2. Holiday ornaments. While holiday ornaments aren’t poisonous, they can have sharp edges and the ability to break or shatter. Try to keep ornaments out of reach of pets to avoid lacerations of the tongue or inadvertent ingestion.

3. Unbaked bread dough. If eaten, the stomach can act as an oven that can metabolize the yeast into carbon dioxide and ethanol. Your pet can then bloat and actually suffer from alcohol poisoning from the ethanol.

4. Raisins and grapes. Candied fruits are popular around the holidays and many people may be unaware that grapes and raisins are poisonous for dogs and cats. Keep fruit cakes and other treats up and away from your pets.

5. Tinsel. Cats are often fascinated by shiny, thin strands of tinsel. If ingested these can wrap around in the intestine or stomach and create a razor sharp surface that can cut or cause an obstruction. Keep tinsel way out of reach of your feline friends.

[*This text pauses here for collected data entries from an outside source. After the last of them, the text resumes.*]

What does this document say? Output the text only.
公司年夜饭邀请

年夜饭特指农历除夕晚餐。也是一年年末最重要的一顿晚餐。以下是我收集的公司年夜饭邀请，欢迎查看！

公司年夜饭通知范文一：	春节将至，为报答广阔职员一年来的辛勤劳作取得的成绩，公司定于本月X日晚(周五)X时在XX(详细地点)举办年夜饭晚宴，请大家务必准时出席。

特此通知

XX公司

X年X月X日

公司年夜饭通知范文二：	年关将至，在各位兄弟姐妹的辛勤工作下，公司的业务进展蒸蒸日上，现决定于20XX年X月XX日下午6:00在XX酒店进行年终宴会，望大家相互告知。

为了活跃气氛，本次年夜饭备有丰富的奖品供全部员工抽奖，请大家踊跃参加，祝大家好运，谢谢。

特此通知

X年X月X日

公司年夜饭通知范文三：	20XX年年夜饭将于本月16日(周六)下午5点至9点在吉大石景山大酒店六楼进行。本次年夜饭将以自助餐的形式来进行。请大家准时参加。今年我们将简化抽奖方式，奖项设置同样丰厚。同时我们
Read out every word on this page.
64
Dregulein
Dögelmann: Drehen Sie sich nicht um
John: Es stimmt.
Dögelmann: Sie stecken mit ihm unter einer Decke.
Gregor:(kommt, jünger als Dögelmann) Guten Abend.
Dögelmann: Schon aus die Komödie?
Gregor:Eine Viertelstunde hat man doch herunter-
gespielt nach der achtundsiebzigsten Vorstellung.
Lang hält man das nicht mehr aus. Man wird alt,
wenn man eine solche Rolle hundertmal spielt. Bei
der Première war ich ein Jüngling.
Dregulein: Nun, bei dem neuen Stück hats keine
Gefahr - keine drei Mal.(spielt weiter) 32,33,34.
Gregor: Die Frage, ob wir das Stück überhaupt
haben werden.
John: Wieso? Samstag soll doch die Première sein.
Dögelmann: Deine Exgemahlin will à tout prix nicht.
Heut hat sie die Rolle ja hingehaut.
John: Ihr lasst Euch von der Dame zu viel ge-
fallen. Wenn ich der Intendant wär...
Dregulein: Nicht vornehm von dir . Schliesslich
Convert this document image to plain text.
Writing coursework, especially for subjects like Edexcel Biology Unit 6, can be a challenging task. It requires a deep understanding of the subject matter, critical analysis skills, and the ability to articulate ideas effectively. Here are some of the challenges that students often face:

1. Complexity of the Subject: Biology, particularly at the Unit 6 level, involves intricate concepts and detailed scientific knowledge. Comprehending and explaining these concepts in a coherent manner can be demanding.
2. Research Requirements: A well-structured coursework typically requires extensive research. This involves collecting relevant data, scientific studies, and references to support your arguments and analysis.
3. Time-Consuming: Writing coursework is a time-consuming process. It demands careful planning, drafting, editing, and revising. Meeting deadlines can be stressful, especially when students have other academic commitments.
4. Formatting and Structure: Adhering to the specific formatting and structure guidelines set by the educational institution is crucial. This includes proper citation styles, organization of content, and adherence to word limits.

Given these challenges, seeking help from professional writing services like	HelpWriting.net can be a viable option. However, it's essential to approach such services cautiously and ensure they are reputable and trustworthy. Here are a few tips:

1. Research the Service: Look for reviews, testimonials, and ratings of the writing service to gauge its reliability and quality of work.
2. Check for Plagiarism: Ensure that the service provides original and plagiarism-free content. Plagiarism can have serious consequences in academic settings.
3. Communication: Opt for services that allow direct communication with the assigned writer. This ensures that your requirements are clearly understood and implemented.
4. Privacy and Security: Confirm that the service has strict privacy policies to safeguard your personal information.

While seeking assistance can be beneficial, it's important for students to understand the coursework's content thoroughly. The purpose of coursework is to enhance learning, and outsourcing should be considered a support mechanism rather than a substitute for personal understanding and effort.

6. Xylitol. Xylitol is a sugar free substitute often used in sugar free products such as gum and hard candies. There is now even a sugar free peanut butter with xylitol as the sweetener. Xylitol can cause vomiting, loss of coordination, seizures and even liver failure so read labels carefully when buying sugar free foods.

7. Mistletoe and holly. Mistletoe and holly are common plants seen around the holiday. Unfortunately for our pets, they are some of the most toxic holiday plants as well. They can cause severe gastrointestinal distress, difficulty breathing, and even heart failure. Poinsettias are also considered “toxic” to pets but actually the symptoms are often only mild indigestion. Puppies and kittens will be the much more affected than adults, however.

8. Chocolate. What would we do without chocolate around the holidays? There are many types of chocolate from milk chocolate, semi-sweet, dark chocolate, chocolate covered espresso beans and chocolate covered nuts and berries. All of these are dangerous for dogs and cats.

Other ways to be prepared is to keep the number of your regular veterinarian, a local emergency hospital, and the Pet Poison Hotline (1-888-426-4435) written down so if an emergency does arise you will have those numbers close at hand. Have a happy (and safe) holiday season!